Low interest rates are delivering a mighty blow to just about everyone's retirement readiness.
People across all but the lowest income quartile are projected to take a significant hit from today's historically low interest rates if they wind up being permanent, according to research from the Employee Benefit Research Institute. If interest rates remain low, more than one in four baby boomers and Gen Xers - who otherwise would have had adequate retirement income - are projected to run out of money in retirement.
The impact varies by income levels, the study finds. For example, only 11.9% of people in the highest income quartile have an 80% chance of not running short of money in retirement. More than twice as many people in the lowest income quartile (24.7%), in contrast, have that 80% chance.
"There appears to be a very limited impact of a low-yield rate environment on retirement income adequacy for those in the lowest preretirement income quartile, given the relatively small level of defined contribution and IRA assets and the relatively large contribution of Social Security benefits for this group," Jack VanDerhei, EBRI research director and author of the study, said in a statement. "However, there is a very significant impact for the top three income quartiles."
The impact is minimized if the current low rates prove to be temporary. For example, 36% of Gen Xers with no future years of defined contribution eligibility would have adequate retirement income if hypothetical real bond returns of zero were to last only five years after retirement. If the zero yields persisted for a decade, only 35% would have adequate retirement income, and if they remained permanent, only 33% would have sufficient money in retirement.

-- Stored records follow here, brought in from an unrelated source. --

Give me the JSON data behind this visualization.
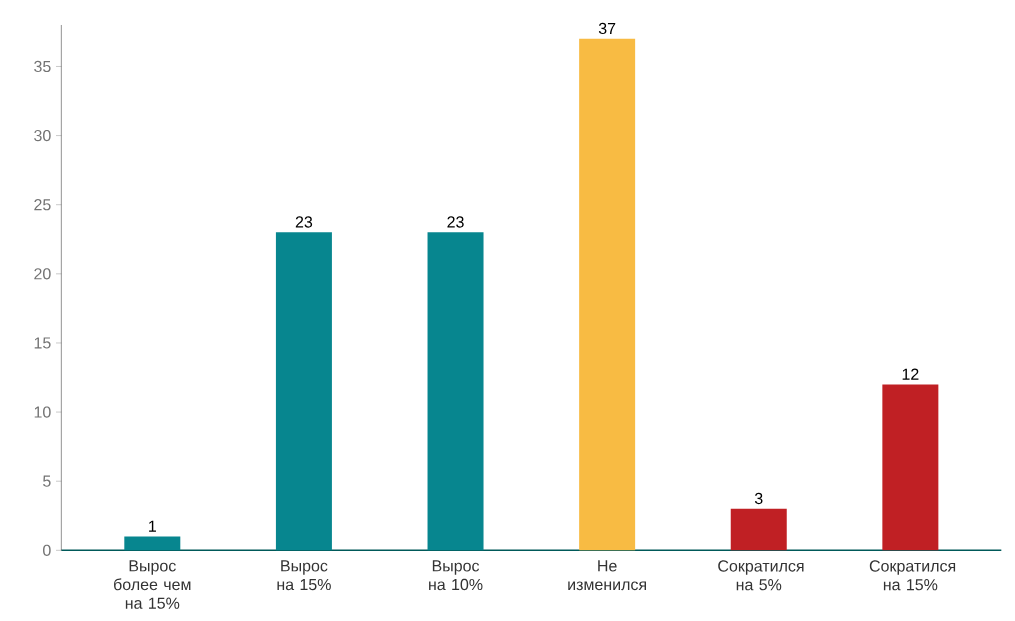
{
  "chart_data": {
    "type": "bar",
    "categories": [
      "Вырос более чем на 15%",
      "Вырос на 15%",
      "Вырос на 10%",
      "Не изменился",
      "Сократился на 5%",
      "Сократился на 15%"
    ],
    "values": [
      1,
      23,
      23,
      37,
      3,
      12
    ],
    "colors": [
      "#07868f",
      "#07868f",
      "#07868f",
      "#f8bb43",
      "#c02024",
      "#c02024"
    ],
    "ylim": [
      0,
      38
    ],
    "yticks": [
      0,
      5,
      10,
      15,
      20,
      25,
      30,
      35
    ],
    "grid": false,
    "data_labels": true
  }
}
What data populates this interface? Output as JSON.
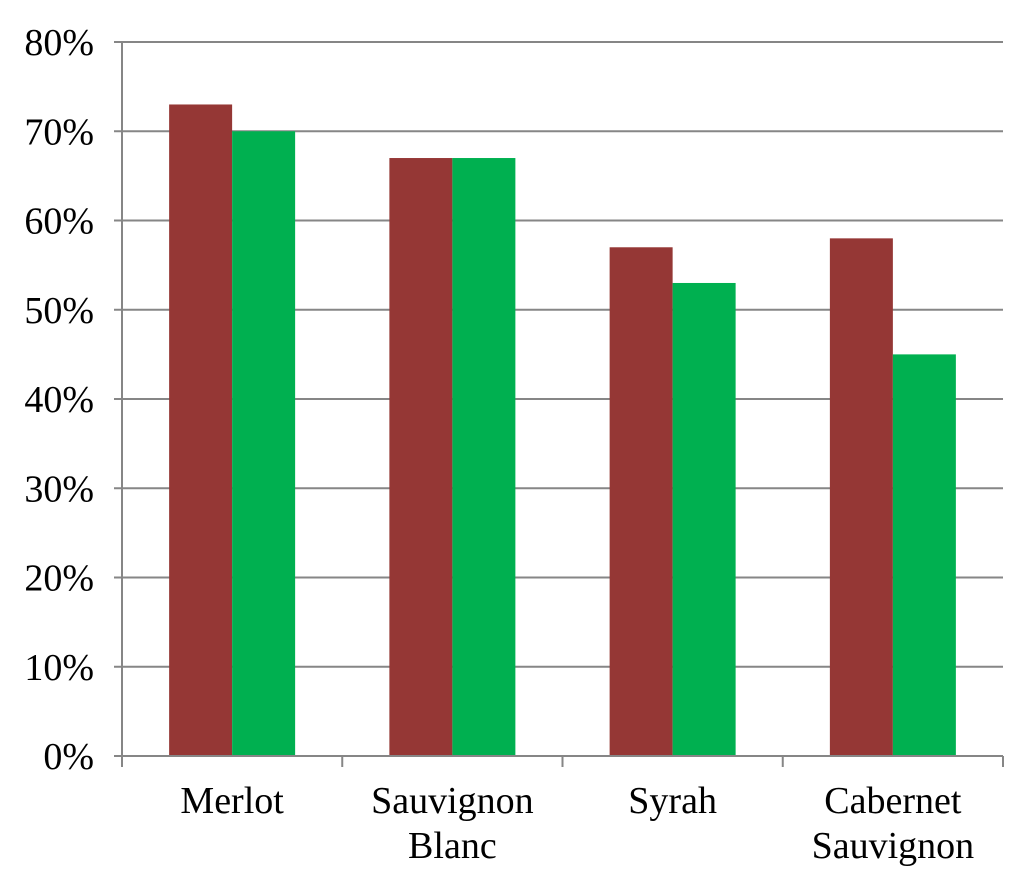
{
  "chart_data": {
    "type": "bar",
    "categories": [
      [
        "Merlot"
      ],
      [
        "Sauvignon",
        "Blanc"
      ],
      [
        "Syrah"
      ],
      [
        "Cabernet",
        "Sauvignon"
      ]
    ],
    "series": [
      {
        "values": [
          73,
          67,
          57,
          58
        ],
        "color": "#953735"
      },
      {
        "values": [
          70,
          67,
          53,
          45
        ],
        "color": "#00b050"
      }
    ],
    "ylim": [
      0,
      80
    ],
    "yticks": [
      0,
      10,
      20,
      30,
      40,
      50,
      60,
      70,
      80
    ],
    "ytick_suffix": "%",
    "grid": true,
    "gridline_color": "#868686",
    "title": "",
    "xlabel": "",
    "ylabel": ""
  }
}
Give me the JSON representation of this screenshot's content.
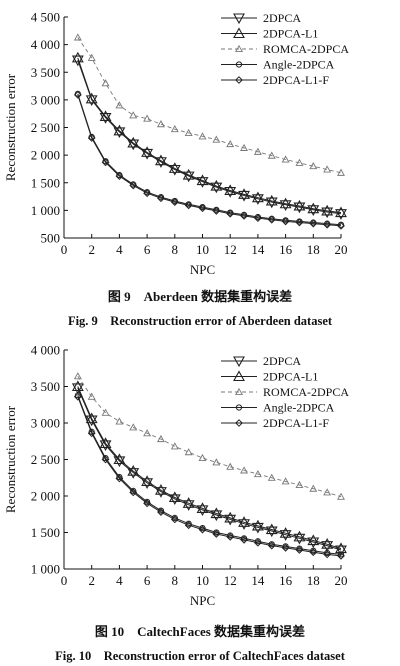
{
  "charts": [
    {
      "fig_cn": "图 9　Aberdeen 数据集重构误差",
      "fig_en": "Fig. 9　Reconstruction error of Aberdeen dataset",
      "chart_data": {
        "type": "line",
        "xlabel": "NPC",
        "ylabel": "Reconstruction error",
        "xlim": [
          0,
          20
        ],
        "ylim": [
          500,
          4500
        ],
        "xticks": [
          0,
          2,
          4,
          6,
          8,
          10,
          12,
          14,
          16,
          18,
          20
        ],
        "xtick_labels": [
          "0",
          "2",
          "4",
          "6",
          "8",
          "10",
          "12",
          "14",
          "16",
          "18",
          "20"
        ],
        "yticks": [
          500,
          1000,
          1500,
          2000,
          2500,
          3000,
          3500,
          4000,
          4500
        ],
        "ytick_labels": [
          "500",
          "1 000",
          "1 500",
          "2 000",
          "2 500",
          "3 000",
          "3 500",
          "4 000",
          "4 500"
        ],
        "legend_position": "top-right",
        "x": [
          1,
          2,
          3,
          4,
          5,
          6,
          7,
          8,
          9,
          10,
          11,
          12,
          13,
          14,
          15,
          16,
          17,
          18,
          19,
          20
        ],
        "series": [
          {
            "name": "2DPCA",
            "marker": "triangle-down",
            "dash": "solid",
            "values": [
              3720,
              3000,
              2680,
              2420,
              2200,
              2030,
              1880,
              1740,
              1620,
              1520,
              1420,
              1340,
              1270,
              1210,
              1150,
              1100,
              1060,
              1010,
              970,
              940
            ]
          },
          {
            "name": "2DPCA-L1",
            "marker": "triangle-up",
            "dash": "solid",
            "values": [
              3760,
              3020,
              2700,
              2440,
              2220,
              2050,
              1900,
              1760,
              1640,
              1540,
              1440,
              1360,
              1290,
              1230,
              1170,
              1120,
              1080,
              1030,
              990,
              960
            ]
          },
          {
            "name": "ROMCA-2DPCA",
            "marker": "triangle-up-small",
            "dash": "dashed",
            "values": [
              4130,
              3760,
              3300,
              2900,
              2720,
              2660,
              2560,
              2470,
              2400,
              2340,
              2280,
              2200,
              2130,
              2060,
              1990,
              1920,
              1860,
              1800,
              1740,
              1680
            ]
          },
          {
            "name": "Angle-2DPCA",
            "marker": "circle",
            "dash": "solid",
            "values": [
              3110,
              2330,
              1890,
              1640,
              1470,
              1330,
              1240,
              1170,
              1110,
              1060,
              1010,
              960,
              920,
              880,
              850,
              820,
              800,
              780,
              760,
              740
            ]
          },
          {
            "name": "2DPCA-L1-F",
            "marker": "diamond",
            "dash": "solid",
            "values": [
              3090,
              2310,
              1870,
              1620,
              1450,
              1310,
              1220,
              1150,
              1090,
              1040,
              990,
              940,
              900,
              860,
              830,
              800,
              780,
              760,
              740,
              720
            ]
          }
        ]
      }
    },
    {
      "fig_cn": "图 10　CaltechFaces 数据集重构误差",
      "fig_en": "Fig. 10　Reconstruction error of CaltechFaces dataset",
      "chart_data": {
        "type": "line",
        "xlabel": "NPC",
        "ylabel": "Reconstruction error",
        "xlim": [
          0,
          20
        ],
        "ylim": [
          1000,
          4000
        ],
        "xticks": [
          0,
          2,
          4,
          6,
          8,
          10,
          12,
          14,
          16,
          18,
          20
        ],
        "xtick_labels": [
          "0",
          "2",
          "4",
          "6",
          "8",
          "10",
          "12",
          "14",
          "16",
          "18",
          "20"
        ],
        "yticks": [
          1000,
          1500,
          2000,
          2500,
          3000,
          3500,
          4000
        ],
        "ytick_labels": [
          "1 000",
          "1 500",
          "2 000",
          "2 500",
          "3 000",
          "3 500",
          "4 000"
        ],
        "legend_position": "top-right",
        "x": [
          1,
          2,
          3,
          4,
          5,
          6,
          7,
          8,
          9,
          10,
          11,
          12,
          13,
          14,
          15,
          16,
          17,
          18,
          19,
          20
        ],
        "series": [
          {
            "name": "2DPCA",
            "marker": "triangle-down",
            "dash": "solid",
            "values": [
              3480,
              3040,
              2700,
              2480,
              2320,
              2180,
              2060,
              1960,
              1880,
              1810,
              1740,
              1680,
              1620,
              1570,
              1520,
              1470,
              1420,
              1370,
              1320,
              1260
            ]
          },
          {
            "name": "2DPCA-L1",
            "marker": "triangle-up",
            "dash": "solid",
            "values": [
              3500,
              3060,
              2720,
              2500,
              2340,
              2200,
              2080,
              1980,
              1900,
              1830,
              1760,
              1700,
              1640,
              1590,
              1540,
              1490,
              1440,
              1390,
              1340,
              1280
            ]
          },
          {
            "name": "ROMCA-2DPCA",
            "marker": "triangle-up-small",
            "dash": "dashed",
            "values": [
              3640,
              3360,
              3140,
              3020,
              2940,
              2860,
              2780,
              2680,
              2600,
              2520,
              2460,
              2400,
              2350,
              2300,
              2250,
              2200,
              2150,
              2100,
              2050,
              1990
            ]
          },
          {
            "name": "Angle-2DPCA",
            "marker": "circle",
            "dash": "solid",
            "values": [
              3380,
              2880,
              2520,
              2260,
              2070,
              1920,
              1800,
              1700,
              1620,
              1560,
              1500,
              1460,
              1420,
              1380,
              1340,
              1310,
              1280,
              1250,
              1220,
              1200
            ]
          },
          {
            "name": "2DPCA-L1-F",
            "marker": "diamond",
            "dash": "solid",
            "values": [
              3360,
              2860,
              2500,
              2240,
              2050,
              1900,
              1780,
              1680,
              1600,
              1540,
              1480,
              1440,
              1400,
              1360,
              1320,
              1290,
              1260,
              1230,
              1200,
              1180
            ]
          }
        ]
      }
    }
  ]
}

For the younger Gen X generation, the decline in retirement adequacy would range from four percentage points under a five-year, low-yield rate environment, to seven percentage points if rates remain depressed for 10 years, and 11 percentage points if those low rates are permanent, assuming they have one to nine years of remaining eligibility in a defined contribution retirement plan.
Social Security, pensions
The analysis, however, accounts for retirement savings alone. If Social Security benefits, pensions and net housing equity are brought into the picture, the impact on retirement readiness is muted, the study finds.
The report draws upon the EBRI Retirement Security Projection Model, which simulates the percentage of the population that will be at risk of not having retirement income to cover average expenses and uninsured heath care costs at age 65 or older.